Some people are purchasing the maximum home that they can qualify for. In that case, they cannot qualify for a higher payment and the only way to buy the same price home is to put more money down which may not be a possibility. The other alternative is to buy a lower price home which may not be in the same area or size which will involve some compromises.

The rate is not the only dynamic that affects buyers waiting to purchase. The home they want could sell to someone else. Prices could increase as new homes come on the market. The question that many buyers ask themselves when they become a victim of the consequences of delay is “What could we have spent the money on if we didn’t have to make a higher payment?”

Mortgage rates are very attractive currently and within ½% of the all time low of 3.35% in December 2012. The highest rate was 18.45% in October 1981. Whether you’re purchasing or refinancing, it may not be this low again.

To see how it will affect the payment, plug your numbers into this Cost of Waiting to Buy calculator or call me at (303) 775-2553 and I’ll help you with it.

Measuring Square Footage

Square footage is commonly used to determine if a home will fit a buyer’s needs. The price per square foot can be used to compare the costs of different homes and even, determine the value of a property.

The challenge is what is the source of the square footage measurement and how was it done.

County records use square footage to determine assessed value for property tax purposes. They are assumed to be reliable but there can be inaccuracies in their tax rolls. Another source of square footage could be from the house plans but the problem there is that the builder may have made modifications, or a subsequent owner could have made additions.

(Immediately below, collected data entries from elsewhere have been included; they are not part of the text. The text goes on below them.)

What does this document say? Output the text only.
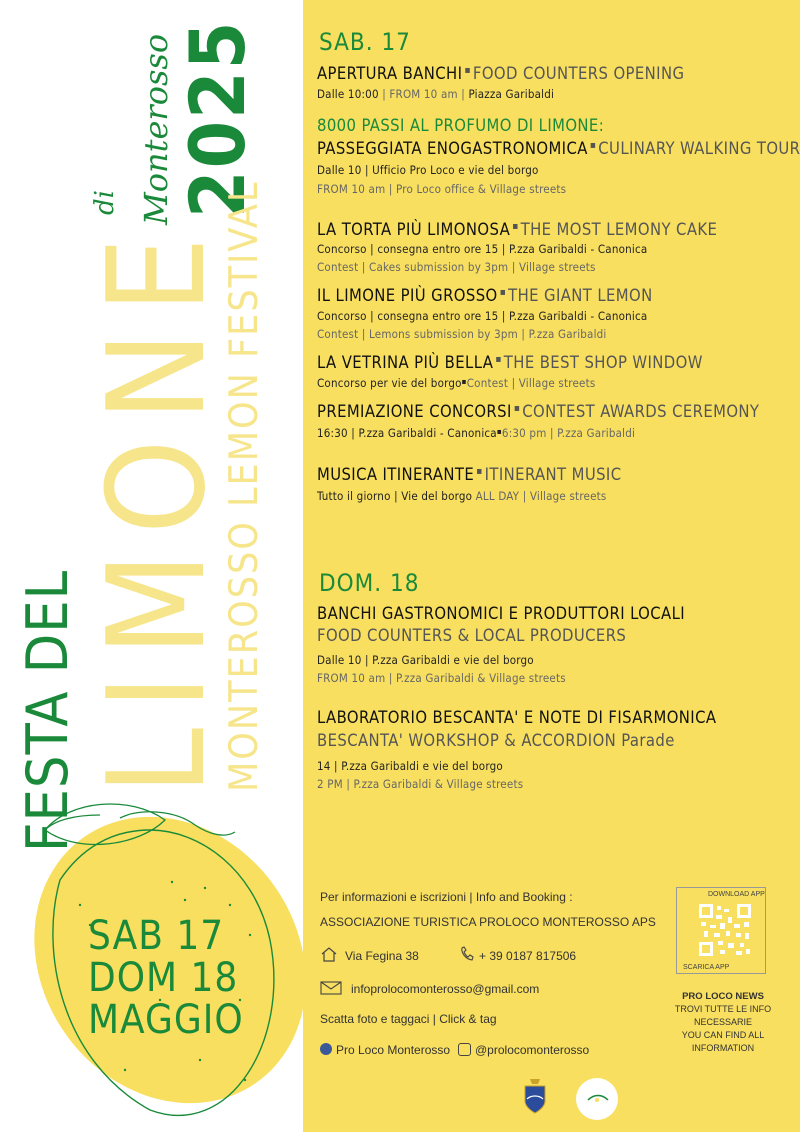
FESTA DEL
LIMONE
di Monterosso
2025
MONTEROSSO LEMON FESTIVAL
SAB 17
DOM 18
MAGGIO
SAB. 17
APERTURA BANCHI ▪ FOOD COUNTERS OPENING
Dalle 10:00 | FROM 10 am | Piazza Garibaldi
8000 PASSI AL PROFUMO DI LIMONE:
PASSEGGIATA ENOGASTRONOMICA ▪ CULINARY WALKING TOUR
Dalle 10 | Ufficio Pro Loco e vie del borgo
FROM 10 am | Pro Loco office & Village streets
LA TORTA PIÙ LIMONOSA ▪ THE MOST LEMONY CAKE
Concorso | consegna entro ore 15 | P.zza Garibaldi - Canonica
Contest | Cakes submission by 3pm | Village streets
IL LIMONE PIÙ GROSSO ▪ THE GIANT LEMON
Concorso | consegna entro ore 15 | P.zza Garibaldi - Canonica
Contest | Lemons submission by 3pm | P.zza Garibaldi
LA VETRINA PIÙ BELLA ▪ THE BEST SHOP WINDOW
Concorso per vie del borgo▪Contest | Village streets
PREMIAZIONE CONCORSI ▪ CONTEST AWARDS CEREMONY
16:30 | P.zza Garibaldi - Canonica▪6:30 pm | P.zza Garibaldi
MUSICA ITINERANTE ▪ ITINERANT MUSIC
Tutto il giorno | Vie del borgo ALL DAY | Village streets
DOM. 18
BANCHI GASTRONOMICI E PRODUTTORI LOCALI
FOOD COUNTERS & LOCAL PRODUCERS
Dalle 10 | P.zza Garibaldi e vie del borgo
FROM 10 am | P.zza Garibaldi & Village streets
LABORATORIO BESCANTA' E NOTE DI FISARMONICA
BESCANTA' WORKSHOP & ACCORDION Parade
14 | P.zza Garibaldi e vie del borgo
2 PM | P.zza Garibaldi & Village streets
Per informazioni e iscrizioni | Info and Booking :
ASSOCIAZIONE TURISTICA PROLOCO MONTEROSSO APS
Via Fegina 38	+ 39 0187 817506
infoprolocomonterosso@gmail.com
Scatta foto e taggaci | Click & tag
Pro Loco Monterosso @prolocomonterosso
DOWNLOAD APP
SCARICA APP
PRO LOCO NEWS
TROVI TUTTE LE INFO
NECESSARIE
YOU CAN FIND ALL
INFORMATION
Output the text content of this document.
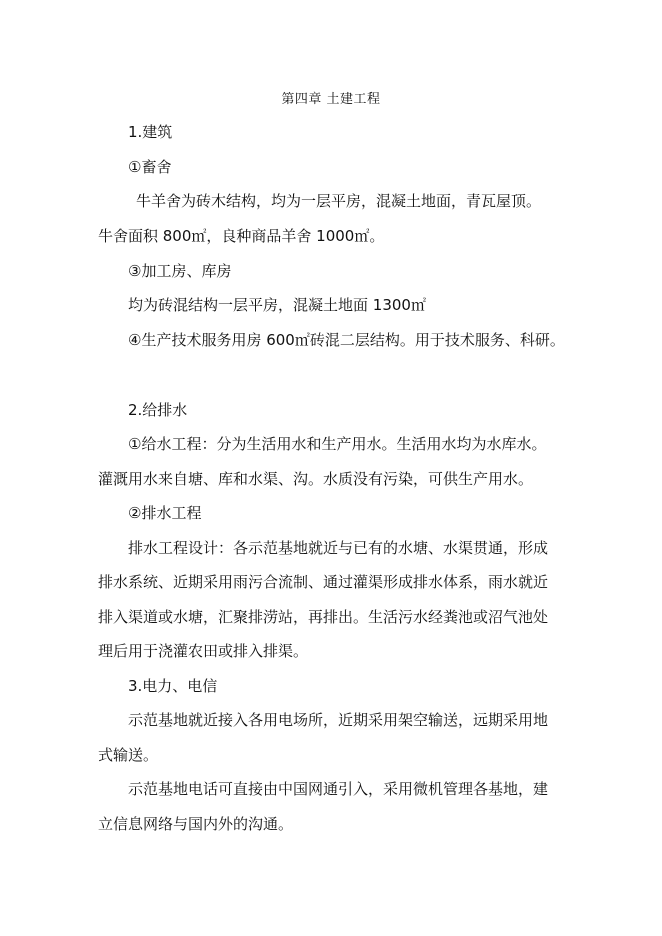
第四章 土建工程
1.建筑
①畜舍
牛羊舍为砖木结构，均为一层平房，混凝土地面，青瓦屋顶。
牛舍面积 800㎡，良种商品羊舍 1000㎡。
③加工房、库房
均为砖混结构一层平房，混凝土地面 1300㎡
④生产技术服务用房 600㎡砖混二层结构。用于技术服务、科研。
2.给排水
①给水工程：分为生活用水和生产用水。生活用水均为水库水。
灌溉用水来自塘、库和水渠、沟。水质没有污染，可供生产用水。
②排水工程
排水工程设计：各示范基地就近与已有的水塘、水渠贯通，形成
排水系统、近期采用雨污合流制、通过灌渠形成排水体系，雨水就近
排入渠道或水塘，汇聚排涝站，再排出。生活污水经粪池或沼气池处
理后用于浇灌农田或排入排渠。
3.电力、电信
示范基地就近接入各用电场所，近期采用架空输送，远期采用地
式输送。
示范基地电话可直接由中国网通引入，采用微机管理各基地，建
立信息网络与国内外的沟通。
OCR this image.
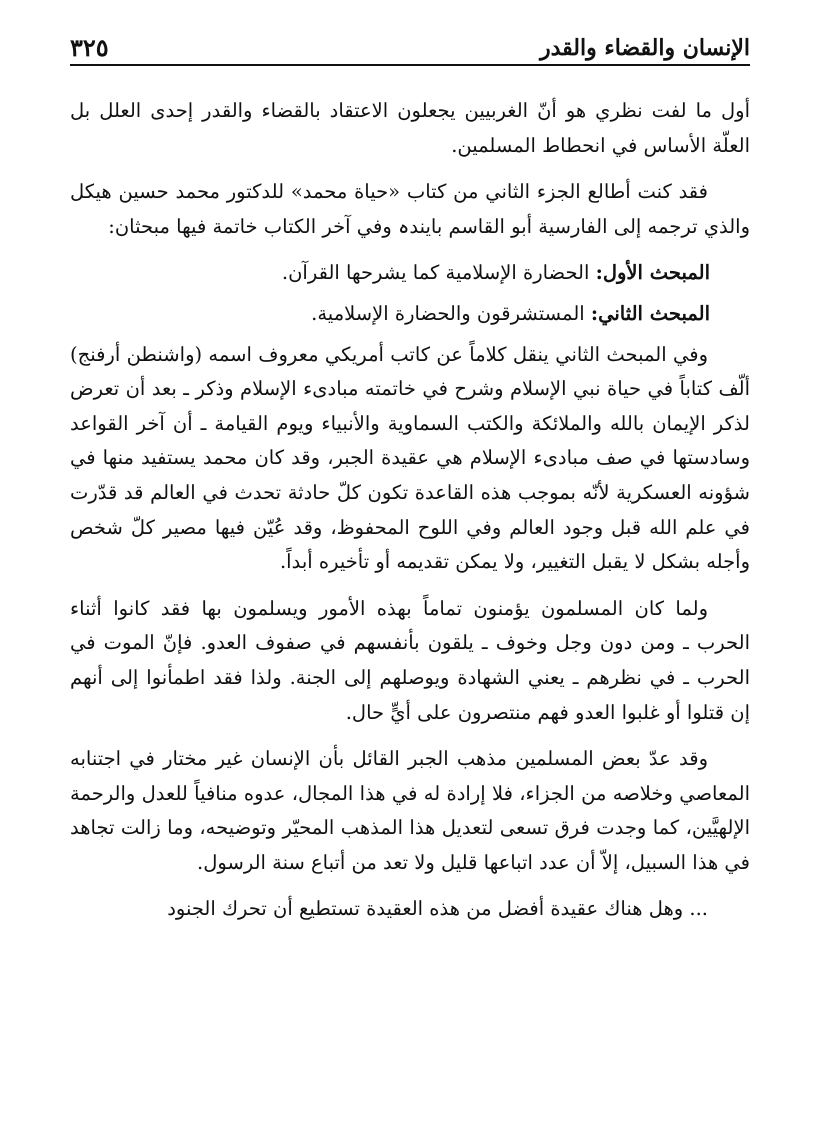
الإنسان والقضاء والقدر
٣٢٥

أول ما لفت نظري هو أنّ الغربيين يجعلون الاعتقاد بالقضاء والقدر إحدى العلل بل العلّة الأساس في انحطاط المسلمين.

فقد كنت أطالع الجزء الثاني من كتاب «حياة محمد» للدكتور محمد حسين هيكل والذي ترجمه إلى الفارسية أبو القاسم بايندہ وفي آخر الكتاب خاتمة فيها مبحثان:

المبحث الأول: الحضارة الإسلامية كما يشرحها القرآن.

المبحث الثاني: المستشرقون والحضارة الإسلامية.

وفي المبحث الثاني ينقل كلاماً عن كاتب أمريكي معروف اسمه (واشنطن أرفنج) ألّف كتاباً في حياة نبي الإسلام وشرح في خاتمته مبادىء الإسلام وذكر ـ بعد أن تعرض لذكر الإيمان بالله والملائكة والكتب السماوية والأنبياء ويوم القيامة ـ أن آخر القواعد وسادستها في صف مبادىء الإسلام هي عقيدة الجبر، وقد كان محمد يستفيد منها في شؤونه العسكرية لأنّه بموجب هذه القاعدة تكون كلّ حادثة تحدث في العالم قد قدّرت في علم الله قبل وجود العالم وفي اللوح المحفوظ، وقد عُيّن فيها مصير كلّ شخص وأجله بشكل لا يقبل التغيير، ولا يمكن تقديمه أو تأخيره أبداً.

ولما كان المسلمون يؤمنون تماماً بهذه الأمور ويسلمون بها فقد كانوا أثناء الحرب ـ ومن دون وجل وخوف ـ يلقون بأنفسهم في صفوف العدو. فإنّ الموت في الحرب ـ في نظرهم ـ يعني الشهادة ويوصلهم إلى الجنة. ولذا فقد اطمأنوا إلى أنهم إن قتلوا أو غلبوا العدو فهم منتصرون على أيٍّ حال.

وقد عدّ بعض المسلمين مذهب الجبر القائل بأن الإنسان غير مختار في اجتنابه المعاصي وخلاصه من الجزاء، فلا إرادة له في هذا المجال، عدوه منافياً للعدل والرحمة الإلهيَّين، كما وجدت فرق تسعى لتعديل هذا المذهب المحيّر وتوضيحه، وما زالت تجاهد في هذا السبيل، إلاّ أن عدد اتباعها قليل ولا تعد من أتباع سنة الرسول.

... وهل هناك عقيدة أفضل من هذه العقيدة تستطيع أن تحرك الجنود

Appraisers are required to measure the home to determine square footage and they generally, adhere to a standard method which leads to uniformity in the industry. The ANSI, American National Standards Institute, guidelines are considered the standard but there are no laws governing the process.

Because basements are below grade level, regardless of whether they are finished, they are typically not counted toward gross living area. Attics because they are above grade level can be included in gross living area if they are finished to the same standard as the rest of the home and they meet the minimum height requirement of seven feet.

Unfinished areas are usually not considered in the square footage because it is not livable.

For detached properties, it is common to measure the perimeter of the house but to only include the living areas, not porches, patios or garages. Gross living area includes stairways, hallways, closets with minimum height and bathrooms. Covered, enclosed porches would only be considered if they use the same heating system as the house.

By contrast, condominiums, generally measure the inside area of the unit. Some appraisers may add six inches to account for the wall thickness. If you were to compare the total of the interior room measurements of a detached home, it would be far less than the stated square footage using the normal method.

If the county records are significantly different from the appraisal or the plans, it will be necessary to determine which one is more accurate. This may require getting the home measured by an appraiser which should be less than paying for a complete appraisal.